## Sunday, May 28, 2017

### LeetCode OJ - Subarray Sum Equals K

Problem:

Analysis:

We can use the running sum trick to reduce the problem of finding a sum to just do a subtraction. With that in mind, we are basically simply counting how many pairs of numbers in the running sum array such that when the right one subtracts the left one, yield $k$.

Solution:

To find that count, we maintain a "wanted" list when we scan from left to right. The "wanted" list is basically a number such that if we encounter it in the future, it would make a right subtracted result.
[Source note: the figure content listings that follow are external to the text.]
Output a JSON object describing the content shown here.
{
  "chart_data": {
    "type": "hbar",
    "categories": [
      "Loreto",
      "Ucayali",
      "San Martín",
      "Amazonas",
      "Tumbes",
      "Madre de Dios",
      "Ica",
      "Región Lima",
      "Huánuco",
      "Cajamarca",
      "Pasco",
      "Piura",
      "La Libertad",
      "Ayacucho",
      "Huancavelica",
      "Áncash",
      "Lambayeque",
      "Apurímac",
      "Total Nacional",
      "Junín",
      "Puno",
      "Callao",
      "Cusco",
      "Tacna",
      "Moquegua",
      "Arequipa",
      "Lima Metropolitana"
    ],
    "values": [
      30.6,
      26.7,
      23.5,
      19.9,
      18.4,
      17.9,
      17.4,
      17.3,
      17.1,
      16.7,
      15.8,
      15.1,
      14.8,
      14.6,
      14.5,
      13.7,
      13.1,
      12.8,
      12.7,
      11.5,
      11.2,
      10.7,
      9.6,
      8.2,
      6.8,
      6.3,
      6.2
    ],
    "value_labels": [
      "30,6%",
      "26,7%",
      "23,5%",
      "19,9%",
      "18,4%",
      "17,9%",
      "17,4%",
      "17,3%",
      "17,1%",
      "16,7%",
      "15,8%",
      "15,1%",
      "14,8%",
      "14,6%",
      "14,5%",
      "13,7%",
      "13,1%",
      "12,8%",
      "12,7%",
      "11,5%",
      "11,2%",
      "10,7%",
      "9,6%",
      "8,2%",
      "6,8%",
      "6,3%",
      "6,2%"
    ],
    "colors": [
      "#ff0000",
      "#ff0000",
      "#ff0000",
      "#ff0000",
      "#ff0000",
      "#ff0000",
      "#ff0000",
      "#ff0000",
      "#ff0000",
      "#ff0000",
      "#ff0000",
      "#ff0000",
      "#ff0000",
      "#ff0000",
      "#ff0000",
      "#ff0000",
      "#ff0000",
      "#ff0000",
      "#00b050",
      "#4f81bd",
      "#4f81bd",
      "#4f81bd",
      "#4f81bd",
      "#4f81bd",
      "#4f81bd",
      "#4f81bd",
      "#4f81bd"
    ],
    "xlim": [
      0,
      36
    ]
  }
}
Building a wanted list is easy, and checking if it is wanted is also easy, so there we go.

Code:

#include "stdafx.h"

// https://leetcode.com/problems/subarray-sum-equals-k

#include "LEET_SUBARRAY_SUM_EQUALS_K.h"
#include <map>
#include <iostream>
#include <sstream>
#include <vector>
#include <string>

using namespace std;

namespace _LEET_SUBARRAY_SUM_EQUALS_K
{
class Solution
{
public:
int subarraySum(vector<int>& nums, int k)
{
int n = (int)nums.size();
vector<int> running_sums;
running_sums.resize(n + 1);
running_sums[0] = 0;
for (int i = 0; i < n; i++)
{
running_sums[i + 1] = nums[i] + running_sums[i];
}
map<int, int> wanted_count;
int result = 0;
for (int i = 0; i < (n + 1); i++)
{
auto probe1 = wanted_count.find(running_sums[i]);
if (probe1 != wanted_count.end())
{
result += probe1->second;
}
int wanted = k + running_sums[i];
auto probe2 = wanted_count.find(wanted);
if (probe2 == wanted_count.end())
{
wanted_count.insert(make_pair(wanted, 1));
}
else
{
probe2->second++;
}
}
return result;
}
};
};

using namespace _LEET_SUBARRAY_SUM_EQUALS_K;

int LEET_SUBARRAY_SUM_EQUALS_K()
{
Solution s;
int input_array[] = { 1, 1, 1 };
vector<int> input(input_array, input_array + _countof(input_array));
cout << s.subarraySum(input, 2) << endl;
return 0;
}